(Email subscribers: Click the title above to view the Spotify playlist)
Have you ever had a conversation when you know you’re right, you know nothing good will come from proving that you’re right, and yet your heart is so flooded with pride that you refuse to let the other person have the last word? Even worse, have you ever had a conversation where about halfway through you realize that you’re wrong, but rather than admitting it, you get angry with the other person because your pride has been hurt? I do both of these more regularly than I would like to admit (mostly with my wife), and even if it doesn’t manifest itself in this way for you, we all struggle with pride in some form. Pride is generally thought of as the chief sin or the root of all sins. Primarily this is because at the heart of all sin is our prideful rebellion against God’s sovereign rule, but it is also because most, if not all, of our sins can be traced back to pride. This is particularly true of hatred. Hatred often rises up in our hearts as a response to a wounded pride. We can see this in our study of Esther. Haman’s pride is hurt when Mordecai refuses to bow to him, and he responds with violent hatred towards Mordecai and his people.

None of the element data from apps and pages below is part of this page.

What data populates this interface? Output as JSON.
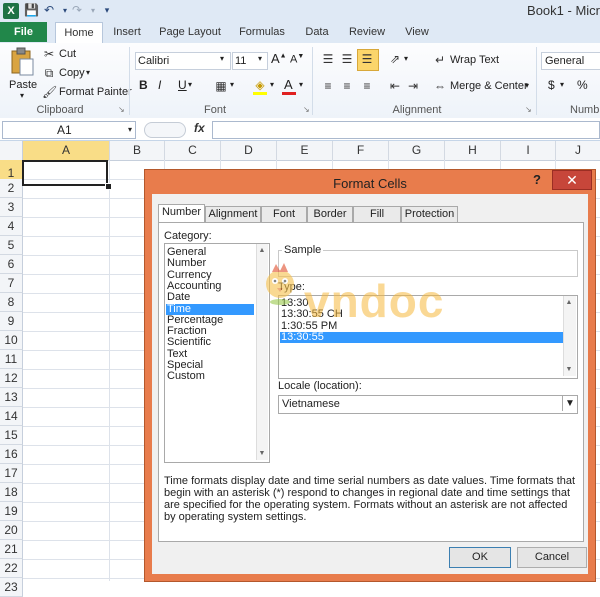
{
  "window": {
    "title": "Book1 - Micr"
  },
  "tabs": [
    "File",
    "Home",
    "Insert",
    "Page Layout",
    "Formulas",
    "Data",
    "Review",
    "View"
  ],
  "ribbon": {
    "paste": "Paste",
    "cut": "Cut",
    "copy": "Copy",
    "format_painter": "Format Painter",
    "clipboard": "Clipboard",
    "font_name": "Calibri",
    "font_size": "11",
    "font_label": "Font",
    "bold": "B",
    "italic": "I",
    "underline": "U",
    "wrap_text": "Wrap Text",
    "merge_center": "Merge & Center",
    "alignment": "Alignment",
    "number_format": "General",
    "number_label": "Numb",
    "dollar": "$",
    "percent": "%"
  },
  "formula_bar": {
    "name_box": "A1",
    "fx": "fx"
  },
  "columns": [
    "A",
    "B",
    "C",
    "D",
    "E",
    "F",
    "G",
    "H",
    "I",
    "J"
  ],
  "rows": [
    "1",
    "2",
    "3",
    "4",
    "5",
    "6",
    "7",
    "8",
    "9",
    "10",
    "11",
    "12",
    "13",
    "14",
    "15",
    "16",
    "17",
    "18",
    "19",
    "20",
    "21",
    "22",
    "23"
  ],
  "dialog": {
    "title": "Format Cells",
    "help": "?",
    "tabs": [
      "Number",
      "Alignment",
      "Font",
      "Border",
      "Fill",
      "Protection"
    ],
    "category_label": "Category:",
    "categories": [
      "General",
      "Number",
      "Currency",
      "Accounting",
      "Date",
      "Time",
      "Percentage",
      "Fraction",
      "Scientific",
      "Text",
      "Special",
      "Custom"
    ],
    "selected_category": "Time",
    "sample_label": "Sample",
    "type_label": "Type:",
    "types": [
      "13:30",
      "13:30:55 CH",
      "1:30:55 PM",
      "13:30:55"
    ],
    "selected_type": "13:30:55",
    "locale_label": "Locale (location):",
    "locale_value": "Vietnamese",
    "description": "Time formats display date and time serial numbers as date values.  Time formats that begin with an asterisk (*) respond to changes in regional date and time settings that are specified for the operating system. Formats without an asterisk are not affected by operating system settings.",
    "ok": "OK",
    "cancel": "Cancel"
  },
  "watermark": "vndoc",
  "colors": {
    "dialog_border": "#e87c4c",
    "selection": "#3399ff",
    "file_tab": "#21874a"
  }
}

How do you respond when your pride is hurt? Do you lash out in hate (or passive-aggressively brood in hate)? As Christians, we are called to die to pride and humble ourselves, for “God opposes the proud, but gives grace to the humble.” (James 4:6) The gospel of grace removes any ground for pride in the believer’s life (Romans 3:27). Why, then, do we continue to give in to pride and hatred? We continue to buy into the world’s lies telling us that the way to get ahead in life is by putting ourselves above others. The opening prayer from the Puritan prayer book Valley of Vision is a great example of a believer who understood that the only way up is down, that only at our lowest do we see God’s glory. Let this be our prayer: “Let me learn by paradox that the way up is down, that to be low is to be high, that the broken heart is the healed heart, that the contrite spirit is the rejoicing spirit, that the repenting soul is the victorious soul, that to have nothing is to possess all, that to bear the cross is to wear the crown, that to give is to receive, that the valley is the place of vision.”